Périls dans le Pacifique

Chaque mardi, le point de vue de la rédaction de Boulevard-Extérieur sur un sujet de politique internationale.

L’objet de la convoitise peut paraitre dérisoire, un rocher désertique de 7km2 perdu dans l’océan Pacifique. Les Chinois l’appellent Diaoyu, les Japonais Senkaku et tous le revendiquent. Il a suffi que quelques bateaux de pêche chinois s’en approchent pour que Tokyo veuille le « nationaliser ». Et des deux côtés, le ton est monté. Des manifestations antijaponaises ont eu lieu dans les grandes villes chinoises où des centaines de personnes s’en sont prises aux symboles de la présence japonaises, voitures, usines, entreprises… A tel point qu’après avoir toléré sinon encouragé ces mouvements, les autorités communistes se sont inquiété de possibles débordements et ont invité la population à exprimer sa « colère sans violence ». Les Chinois du continent ont été rejoints par leurs compatriotes de Taïwan, qui partagent les mêmes revendications, en se fondant eux aussi sur des textes datant du 15ème siècle.

La querelle n’est qu’un épisode d’une partie plus vaste qui se joue dans le Pacifique entre la Chine et ses voisins, avec la présence en arrière-plan des Etats-Unis, ce qui rend la situation potentiellement plus dangereuse encore. Car la Chine a des différends territoriaux avec d’autres pays bordant le Pacifique comme le Vietnam et les Philippines. Chaque fois l’enjeu est composé d’îles désertes ou peu peuplées mais dont le plateau continental est supposé abriter de grandes réserves pétrolières. Pékin revendique la souveraineté sur ces territoires et se dote de moyens militaires pour un jour parvenir à l’imposer. En présence du président Hu Jintao, la marine chinoise a lancé, mardi 25 septembre, son premier porte-avions.

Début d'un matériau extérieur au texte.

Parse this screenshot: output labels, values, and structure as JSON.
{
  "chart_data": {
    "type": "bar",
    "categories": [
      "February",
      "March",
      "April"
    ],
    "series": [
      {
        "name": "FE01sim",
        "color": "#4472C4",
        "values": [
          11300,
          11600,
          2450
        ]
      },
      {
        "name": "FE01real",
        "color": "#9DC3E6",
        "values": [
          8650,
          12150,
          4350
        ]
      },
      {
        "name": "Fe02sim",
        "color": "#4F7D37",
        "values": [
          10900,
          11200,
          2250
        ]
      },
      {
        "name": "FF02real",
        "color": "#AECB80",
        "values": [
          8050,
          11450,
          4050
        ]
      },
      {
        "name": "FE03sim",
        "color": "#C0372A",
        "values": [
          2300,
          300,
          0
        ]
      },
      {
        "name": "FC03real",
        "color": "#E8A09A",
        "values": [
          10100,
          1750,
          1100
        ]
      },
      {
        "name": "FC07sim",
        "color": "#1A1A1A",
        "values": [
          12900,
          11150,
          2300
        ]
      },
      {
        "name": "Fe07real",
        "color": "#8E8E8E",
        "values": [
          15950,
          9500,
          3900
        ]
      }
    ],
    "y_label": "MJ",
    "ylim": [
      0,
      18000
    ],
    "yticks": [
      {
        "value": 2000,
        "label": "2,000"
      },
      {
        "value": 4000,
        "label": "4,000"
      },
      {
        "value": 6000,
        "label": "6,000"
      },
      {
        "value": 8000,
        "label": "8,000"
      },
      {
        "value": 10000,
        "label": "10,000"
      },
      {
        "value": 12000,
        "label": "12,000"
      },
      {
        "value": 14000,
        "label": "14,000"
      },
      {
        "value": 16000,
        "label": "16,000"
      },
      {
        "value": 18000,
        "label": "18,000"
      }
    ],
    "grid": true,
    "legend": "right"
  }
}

Les voisins de la Chine sont dans une position délicate. Ils attendent beaucoup de la protection des Etats-Unis qui se sont engagés à garantir la libre circulation en mer de Chine. En même temps, ils craignent que tout rapprochement un peu voyant avec les Américains ne confortent les Chinois dans leur sentiment d’une hostilité générale dirigée contre eux, les encourageant à augmenter leur pression militaire. De plus, beaucoup de ses pays sont tributaires économiquement de la Chine et ne peuvent, de ce fait, se brouiller avec la puissance la plus proche en comptant sur la protection d’une puissance lointaine.

Barack Obama est formel : l’avenir des Etats-Unis se joue dans la Pacifique. La Chine y est une rivale qui n’a certes pas les moyens militaires dont disposent les Américains malgré une augmentation rapide de son budget militaire. Mais, contrairement à l’URSS en son temps, elle ne cherche pas à être l’égale des Etats-Unis. Elle ne veut pas être une puissance globale. Du moins à moyen terme. Il lui suffit de disposer, un jour, des moyens d’empêcher les Etats-Unis d’exercer une hégémonie sur le Pacifique voire des moyens de les chasser de cette zone. Ce qui permettrait à Pékin non seulement d’étendre son contrôle sur toute la région mais de récupérer l’archipel sécessionniste de Taïwan. Washington l’a bien compris. Et c’est pourquoi le président Obama a décidé un « pivotement » des priorités stratégiques. La force de frappe américaine se situera désormais dans la région Pacifique (au détriment de l’Europe), où 60% des moyens militaires seront concentrés.

Ni les Chinois ni les Américains ne sont prêts à en découdre. Les uns et les autres comptent sur la dissuasion pour parvenir à leurs fins sans tirer un seul coup de feu. Leur interdépendance économique et financière est trop étroite pour qu’ils n’envisagent pas avec effroi les conséquences d’un affrontement. Toutefois, les incidents autour des îles Senkaku/Diaoyu confirment qu’il est dangereux de craquer des allumettes près d’un baril de poudre.